In June 1967, the minesweeper HMS Puttenham, equipped with twelve divers under the command of Engineer-Lieutenant Roy Graham, sailed to the Isles of Scilly and dropped anchor off Gilstone Ledge, just to the south-east of Bishop Rock and close to the Western Rocks. The year before, Graham and other specialists from the Naval Air Command Sub Aqua Club had dived in this area on a first attempt to find the Association. He recalled some years later: "The weather was so bad, all we achieved was the sight of a blur of seaweed, seals and white water as we were swept through the Gilstone Reef and fortunately out the other side." On their second attempt in summer 1967, using the minesweeper and supported by the Royal Navy Auxiliary Service, Graham and his men finally managed to locate the remains of Association on the Gilstone Ledge. Parts of the wreck are in 30 feet, while others can be found at between 90 and 120 feet as the sea floor falls away from the reef. The divers first discovered a cannon, and on the third dive, silver and gold coins were spotted underneath that cannon. The Ministry of Defence initially suppressed news of the discovery for fear of attracting treasure hunters, but word was soon out and excited huge national interest. More than 2,000 coins and other artefacts were finally recovered from the wreck site and auctioned by Sotheby's in July 1969. The rediscovery of the Association and the finding of so many historical artefacts in her wreck also led to more government legislation, notably the Protection of Wrecks Act 1973, passed in an attempt to preserve British historic wreck sites as part of the maritime heritage.

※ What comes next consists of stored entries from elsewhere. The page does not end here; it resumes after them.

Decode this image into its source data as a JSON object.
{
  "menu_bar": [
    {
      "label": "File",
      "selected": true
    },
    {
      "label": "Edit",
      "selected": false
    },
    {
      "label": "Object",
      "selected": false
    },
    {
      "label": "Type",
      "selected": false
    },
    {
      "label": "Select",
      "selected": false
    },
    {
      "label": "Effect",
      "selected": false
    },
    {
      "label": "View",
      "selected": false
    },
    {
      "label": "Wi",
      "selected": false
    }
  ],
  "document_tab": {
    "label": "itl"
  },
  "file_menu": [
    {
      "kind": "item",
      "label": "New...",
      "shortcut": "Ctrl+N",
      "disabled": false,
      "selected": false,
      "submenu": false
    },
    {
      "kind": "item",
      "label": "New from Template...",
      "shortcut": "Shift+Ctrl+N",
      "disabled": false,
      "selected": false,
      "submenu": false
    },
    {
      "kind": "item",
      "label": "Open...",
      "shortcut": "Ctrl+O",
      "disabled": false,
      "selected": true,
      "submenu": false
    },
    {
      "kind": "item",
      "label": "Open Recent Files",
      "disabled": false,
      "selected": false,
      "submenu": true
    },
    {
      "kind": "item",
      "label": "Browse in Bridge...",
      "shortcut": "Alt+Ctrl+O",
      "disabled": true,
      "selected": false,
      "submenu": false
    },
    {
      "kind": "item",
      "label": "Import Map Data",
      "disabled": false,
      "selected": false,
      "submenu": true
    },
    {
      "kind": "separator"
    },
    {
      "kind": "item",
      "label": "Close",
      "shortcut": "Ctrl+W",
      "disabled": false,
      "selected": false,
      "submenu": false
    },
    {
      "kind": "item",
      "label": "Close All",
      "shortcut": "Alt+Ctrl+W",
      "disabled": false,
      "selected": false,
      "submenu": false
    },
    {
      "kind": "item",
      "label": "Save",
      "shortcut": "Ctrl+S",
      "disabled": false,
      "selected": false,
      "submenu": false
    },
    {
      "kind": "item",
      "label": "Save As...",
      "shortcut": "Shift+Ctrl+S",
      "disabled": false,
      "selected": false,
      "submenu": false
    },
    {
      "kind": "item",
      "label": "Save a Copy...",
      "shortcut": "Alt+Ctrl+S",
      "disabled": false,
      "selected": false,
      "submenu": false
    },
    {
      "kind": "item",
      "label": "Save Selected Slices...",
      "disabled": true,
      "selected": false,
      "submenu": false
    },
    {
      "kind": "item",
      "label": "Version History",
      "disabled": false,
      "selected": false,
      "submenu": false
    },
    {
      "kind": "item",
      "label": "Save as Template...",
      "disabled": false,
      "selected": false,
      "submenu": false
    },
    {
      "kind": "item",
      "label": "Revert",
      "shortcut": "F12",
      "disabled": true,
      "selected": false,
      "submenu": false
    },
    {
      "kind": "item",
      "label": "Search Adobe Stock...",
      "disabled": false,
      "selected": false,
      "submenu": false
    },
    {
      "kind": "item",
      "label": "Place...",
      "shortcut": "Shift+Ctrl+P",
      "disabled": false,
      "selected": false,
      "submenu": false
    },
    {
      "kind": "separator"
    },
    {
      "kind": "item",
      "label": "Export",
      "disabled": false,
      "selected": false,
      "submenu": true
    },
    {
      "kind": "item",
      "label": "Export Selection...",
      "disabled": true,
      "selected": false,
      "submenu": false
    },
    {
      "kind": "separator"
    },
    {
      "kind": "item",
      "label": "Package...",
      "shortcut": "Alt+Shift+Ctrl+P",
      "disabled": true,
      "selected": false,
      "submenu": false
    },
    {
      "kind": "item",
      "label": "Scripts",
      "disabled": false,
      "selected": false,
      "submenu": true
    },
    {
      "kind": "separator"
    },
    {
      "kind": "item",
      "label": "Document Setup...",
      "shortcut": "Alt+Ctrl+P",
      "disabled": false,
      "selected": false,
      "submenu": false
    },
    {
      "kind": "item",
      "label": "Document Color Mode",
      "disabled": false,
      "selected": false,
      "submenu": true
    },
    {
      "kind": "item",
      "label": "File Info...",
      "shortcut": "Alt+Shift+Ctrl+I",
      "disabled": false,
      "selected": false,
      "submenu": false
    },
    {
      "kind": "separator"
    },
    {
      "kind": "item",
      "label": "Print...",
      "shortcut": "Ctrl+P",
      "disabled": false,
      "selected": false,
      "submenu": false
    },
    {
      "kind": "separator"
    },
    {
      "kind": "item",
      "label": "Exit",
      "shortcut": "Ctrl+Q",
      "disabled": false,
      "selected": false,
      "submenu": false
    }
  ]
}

In 2017 Cornwall and Isles of Scilly Maritime Archaeology Society (CISMAS) undertook a survey of the site of the Association. A 3D site plan was produced for Historic England along with photos from the dive showing the difficult diving conditions.

==In fiction==
In Robert Goddard's novel Name to a Face, a central plot element is the recovery of a ring worn by Admiral Shovell at the time of Associations sinking.